The other dwelling-house was soon completed and occupied. The mission having now a home of its own and ample room, in October, 1852, a boarding-school for Siamo-Chinese boys was opened, and Quakieng, who was an experienced Chinese teacher, put in charge—the free tuition the lads would receive half of each day in their father-tongue being, it was hoped, an inducement that would attract such pupils within the reach of Christian instruction.
Before the first year ended twenty-seven had been enrolled. All attempts to gather Siamese boys in a school had failed thus far, though some individual scholars had been taught, as the wats gave free tuition to all, and merit was made by providing the priests with their pupil-attendants.
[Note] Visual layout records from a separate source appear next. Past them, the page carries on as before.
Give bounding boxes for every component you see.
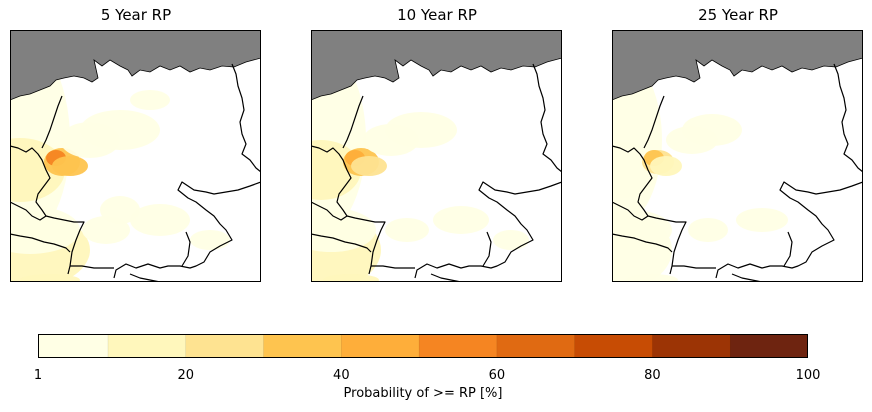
map-frame (612, 30, 863, 282)
probability-patch-6 (650, 156, 682, 176)
sea-area (10, 30, 261, 101)
country-border-0 (342, 95, 364, 149)
country-border-3 (45, 215, 85, 275)
country-border-1 (10, 145, 51, 217)
colorbar-frame (38, 334, 808, 358)
country-border-1 (612, 145, 653, 217)
colorbar-segment-7 (574, 334, 653, 358)
sea-area (311, 30, 562, 101)
probability-patch-3 (10, 206, 80, 254)
probability-patch-6 (351, 156, 387, 176)
colorbar-tick-label-2: 40 (333, 368, 350, 383)
country-border-0 (41, 95, 63, 149)
country-border-3 (647, 215, 687, 275)
country-border-7 (371, 265, 415, 269)
colorbar-segment-3 (263, 334, 342, 358)
sea-area (612, 30, 863, 101)
panel-title-25yr: 25 Year RP (698, 6, 778, 24)
panel-title-10yr: 10 Year RP (397, 6, 477, 24)
probability-patch-11 (626, 274, 678, 282)
colorbar-segment-0 (38, 334, 109, 358)
country-border-0 (643, 95, 665, 149)
country-border-4 (833, 63, 863, 173)
map-frame (10, 30, 261, 282)
country-border-2 (10, 201, 47, 221)
country-border-6 (10, 233, 71, 253)
colorbar (38, 334, 808, 358)
country-border-7 (672, 265, 716, 269)
map-10-year-rp (311, 30, 562, 282)
country-border-2 (311, 201, 348, 221)
probability-patch-10 (736, 208, 788, 232)
colorbar-tick-label-5: 100 (795, 368, 821, 383)
colorbar-segment-2 (185, 334, 265, 358)
panel-title-5yr: 5 Year RP (100, 6, 172, 24)
country-border-5 (715, 181, 863, 279)
colorbar-tick-label-4: 80 (644, 368, 661, 383)
country-border-8 (181, 231, 191, 267)
probability-field (10, 30, 230, 282)
colorbar-segment-6 (496, 334, 576, 358)
country-border-5 (113, 181, 261, 279)
map-5-year-rp (10, 30, 261, 282)
country-border-6 (612, 233, 673, 253)
country-border-4 (231, 63, 261, 173)
probability-patch-6 (52, 156, 88, 176)
probability-patch-9 (130, 90, 170, 110)
colorbar-segment-1 (108, 334, 187, 358)
probability-patch-8 (682, 114, 742, 146)
colorbar-segment-8 (652, 334, 731, 358)
country-border-8 (783, 231, 793, 267)
country-border-4 (532, 63, 562, 173)
colorbar-segment-4 (341, 334, 420, 358)
map-25-year-rp (612, 30, 863, 282)
map-frame (311, 30, 562, 282)
probability-patch-14 (190, 230, 230, 250)
probability-patch-9 (688, 218, 728, 242)
probability-patch-8 (80, 110, 160, 150)
probability-patch-9 (385, 218, 429, 242)
probability-patch-12 (20, 274, 80, 282)
probability-patch-12 (493, 230, 529, 250)
country-border-2 (612, 201, 649, 221)
probability-patch-11 (323, 274, 379, 282)
country-border-5 (414, 181, 562, 279)
probability-patch-8 (385, 112, 457, 148)
country-border-8 (482, 231, 492, 267)
probability-patch-10 (433, 206, 489, 234)
country-border-1 (311, 145, 352, 217)
colorbar-tick-label-3: 60 (488, 368, 506, 383)
country-border-3 (346, 215, 386, 275)
country-border-6 (311, 233, 372, 253)
colorbar-tick-label-1: 20 (177, 368, 195, 383)
probability-patch-3 (612, 210, 672, 250)
colorbar-label: Probability of >= RP [%] (343, 386, 503, 401)
probability-patch-13 (100, 196, 140, 224)
probability-patch-11 (130, 204, 190, 236)
colorbar-segment-9 (730, 334, 808, 358)
colorbar-segment-5 (419, 334, 498, 358)
country-border-7 (70, 265, 114, 269)
colorbar-tick-label-0: 1 (33, 368, 43, 383)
An interesting, amiable young Hainan Chinese, See Teug by name, had the year previous been baptized by Mr. Mattoon, in whose family he long had lived—the first of that people to become a Protestant Christian—and gave pleasing evidence of his love to his Saviour by the interest he manifested in bringing his fellow-countrymen to the knowledge of the gospel. A Sabbath evening-service was held for their benefit, the new convert acting as Bible-reader and interpreter. Afterward a Hainan teacher was secured, and for many years a Hainan-Chinese department of the boarding-school maintained, in the hope of bringing under saving Christian influences some of the many Chinese in Siam from the island of Hainan, which had been hitherto entirely unreached by Protestant missionary effort. A day-school for the Peguan girls in the neighborhood was started by Mrs. Mattoon, who had also two or three native girls in her own family under Christian training.